Legal Editor’s Column
Gary Ernest Grass, esq., Legal Editor
If I had to write all the world’s sunshine laws, I’d start with Wisconsin’s Open Meetings and Public Records Laws, because those are the laws I know. We tend to view these laws as some the best in the world, which they could well be, but how many people really keep tabs on other states or countries’ laws? Wikipedia has a huge article on the public records laws of Finland, but I’ll bet you haven’t read it.
Sunshine laws comprise a few other things, like whistleblower protection, laws that require records to be kept in the first place, and policies that extend access, such as by broadcasting important meetings (think Wisconsin Eye or C-SPAN), but open meetings and public records are the core.
Wisconsin’s open meetings laws are guided by the principle that as much public access should be provided as possibly can be without making it impossible for the government to function. There’s a lot of room for improvement in practice, but the idea is good and the basic rules make sense. Every meeting of a governmental body must be preceded by notice and must be open to the public, unless some confidential matter requires a closed meeting. The exemptions are specifically listed and relatively narrow. The law can apply even when less than half the members of a body get together (because some government actions can be stopped by a minority) and even when the body meets to collect information rather than make a final decision.
The penalties could probably be improved. An innocent member of a village committee that blunders into ten violations at a single meeting must theoretically be fined a minimum of $250 if anyone were to sue, whereas a single corrupt act that shields a multi-million dollar deal benefiting a state senator’s sponsor tops out at a maximum fine of $300. But it may be possible to void the action taken at the meeting, so that’s nice.
One thing that Wisconsin has done pretty well is provide good public explanations for what might otherwise be a dauntingly complex area of law for a layperson to navigate. The Department of Justice has published comprehensive Compliance Guides for both the Open Meetings Law and the Public Records Law. The UW Extension Local Government Center has a series of short videos on you-tube that show village and town boards and committees how to comply with the Open Meetings Law. There are still tons of mistakes, but we have at least the basis of a sound infrastructure to address them.
Most government bodies are pretty conscientious about complying with public records laws, though some authorities don’t even realize they have public records duties and some custodians can be jerks.
Literally anyone may request records (though there are restrictions on some confined and incarcerated people). You don’t need to cite any laws, just ask for what you want, and in most cases the custodian will try to be helpful. Remember that the law covers records, not general information, so the law isn’t automatically invoked whenever you ask a question. If you want to see a document, you will need to be able to identify the document or at least describe it. It may be smart to talk with the official about what records are kept, so that you know what to ask for. Make sure if you describe a set of records that you limit the date range or content in such a way that you aren’t describing hundreds of times more records than you really need. The response could take hundreds of times longer and cost hundreds of times as much, but more likely will be rejected.

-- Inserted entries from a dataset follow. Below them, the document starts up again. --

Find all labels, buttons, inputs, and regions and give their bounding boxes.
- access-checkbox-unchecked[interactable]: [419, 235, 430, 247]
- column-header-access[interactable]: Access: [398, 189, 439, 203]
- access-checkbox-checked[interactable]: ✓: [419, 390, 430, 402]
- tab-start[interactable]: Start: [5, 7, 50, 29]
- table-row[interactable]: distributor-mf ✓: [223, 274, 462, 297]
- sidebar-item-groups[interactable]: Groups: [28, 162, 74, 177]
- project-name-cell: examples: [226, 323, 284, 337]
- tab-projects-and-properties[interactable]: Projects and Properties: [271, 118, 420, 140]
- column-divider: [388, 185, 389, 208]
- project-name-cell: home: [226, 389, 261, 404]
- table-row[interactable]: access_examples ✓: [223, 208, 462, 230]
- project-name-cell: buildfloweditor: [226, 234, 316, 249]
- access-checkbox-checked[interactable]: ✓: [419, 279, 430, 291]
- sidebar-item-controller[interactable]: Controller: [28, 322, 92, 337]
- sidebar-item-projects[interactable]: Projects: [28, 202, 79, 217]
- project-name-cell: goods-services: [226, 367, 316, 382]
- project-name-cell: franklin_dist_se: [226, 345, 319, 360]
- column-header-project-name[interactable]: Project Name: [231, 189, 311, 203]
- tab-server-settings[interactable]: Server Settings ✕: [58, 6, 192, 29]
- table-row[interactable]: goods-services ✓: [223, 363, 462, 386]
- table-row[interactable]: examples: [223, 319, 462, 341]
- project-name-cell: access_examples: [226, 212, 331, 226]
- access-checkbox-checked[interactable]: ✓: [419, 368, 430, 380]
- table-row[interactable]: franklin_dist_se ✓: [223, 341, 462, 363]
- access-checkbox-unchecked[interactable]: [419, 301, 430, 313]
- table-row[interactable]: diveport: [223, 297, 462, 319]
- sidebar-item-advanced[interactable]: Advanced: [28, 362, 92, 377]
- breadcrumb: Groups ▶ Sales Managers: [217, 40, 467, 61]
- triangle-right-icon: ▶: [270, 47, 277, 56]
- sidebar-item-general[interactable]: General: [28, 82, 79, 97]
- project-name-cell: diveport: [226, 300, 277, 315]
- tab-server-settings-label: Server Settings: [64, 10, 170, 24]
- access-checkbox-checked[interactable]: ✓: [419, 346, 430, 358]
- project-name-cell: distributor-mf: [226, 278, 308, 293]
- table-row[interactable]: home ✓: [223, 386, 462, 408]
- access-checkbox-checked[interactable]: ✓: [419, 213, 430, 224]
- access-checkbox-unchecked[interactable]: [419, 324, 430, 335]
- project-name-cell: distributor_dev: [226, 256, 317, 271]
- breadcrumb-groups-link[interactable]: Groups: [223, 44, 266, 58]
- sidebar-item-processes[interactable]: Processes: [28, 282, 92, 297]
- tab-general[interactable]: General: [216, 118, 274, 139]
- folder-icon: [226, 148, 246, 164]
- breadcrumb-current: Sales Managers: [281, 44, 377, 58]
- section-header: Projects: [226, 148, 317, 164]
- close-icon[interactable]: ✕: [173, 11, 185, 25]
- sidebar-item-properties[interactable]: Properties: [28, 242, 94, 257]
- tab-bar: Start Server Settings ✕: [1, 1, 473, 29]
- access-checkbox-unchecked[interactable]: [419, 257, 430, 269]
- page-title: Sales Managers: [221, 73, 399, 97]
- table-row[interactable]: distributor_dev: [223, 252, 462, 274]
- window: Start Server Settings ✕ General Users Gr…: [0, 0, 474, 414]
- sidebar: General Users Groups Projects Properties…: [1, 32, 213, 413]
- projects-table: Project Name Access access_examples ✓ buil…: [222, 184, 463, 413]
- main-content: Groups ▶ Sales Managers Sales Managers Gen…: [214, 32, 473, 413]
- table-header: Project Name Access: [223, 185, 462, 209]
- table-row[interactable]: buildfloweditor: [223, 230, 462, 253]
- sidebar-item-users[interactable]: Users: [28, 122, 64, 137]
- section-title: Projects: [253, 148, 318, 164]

Responses to record requests must be prompt. The DOJ recommends acknowledging receipt within 10 days and fulfilling the request within that time if possible. Responses should come as quickly as the record-holder is able to respond, should cost no more than the direct cost to the body, and should be as complete as possible: if a whole record cannot be produced because of information it contains on page 7, it has to be released with that information blacked out.
There are a long list of exemptions, which mostly make a lot of sense, though some could stand to be limited. The rules seek to preserve the privacy of state employees, so that if a city sanitation worker is criticized by his supervisor for tardiness or making a personal call, that isn’t regarded as a public issue. This is logical in a land where privacy is valued, but one wonders if the same logic should really apply to a police officer’s record of violating civil rights or using racial epithets on the job.
One inherent problem with public records laws is that the duty to respond is on the same official who may have an interest in hiding a record. There is no independent auditor to intervene in making responses or spot check compliance. One issue for the future is how we are to reconcile the goal of transparency in the public sector with the near-complete opacity of private actors who affect the public welfare. A few semi-private entities and public contractors have disclosure obligations similar to public agencies, but most private firms are required to disclose extremely little. Generally, this is good. As noted above, we love us some good privacy here in America. But shining a little sunlight on mega-corporations and major campaign contributors seems like a logical expansion if we treat the importance of government openness seriously. But it’s a hard question best saved for another time.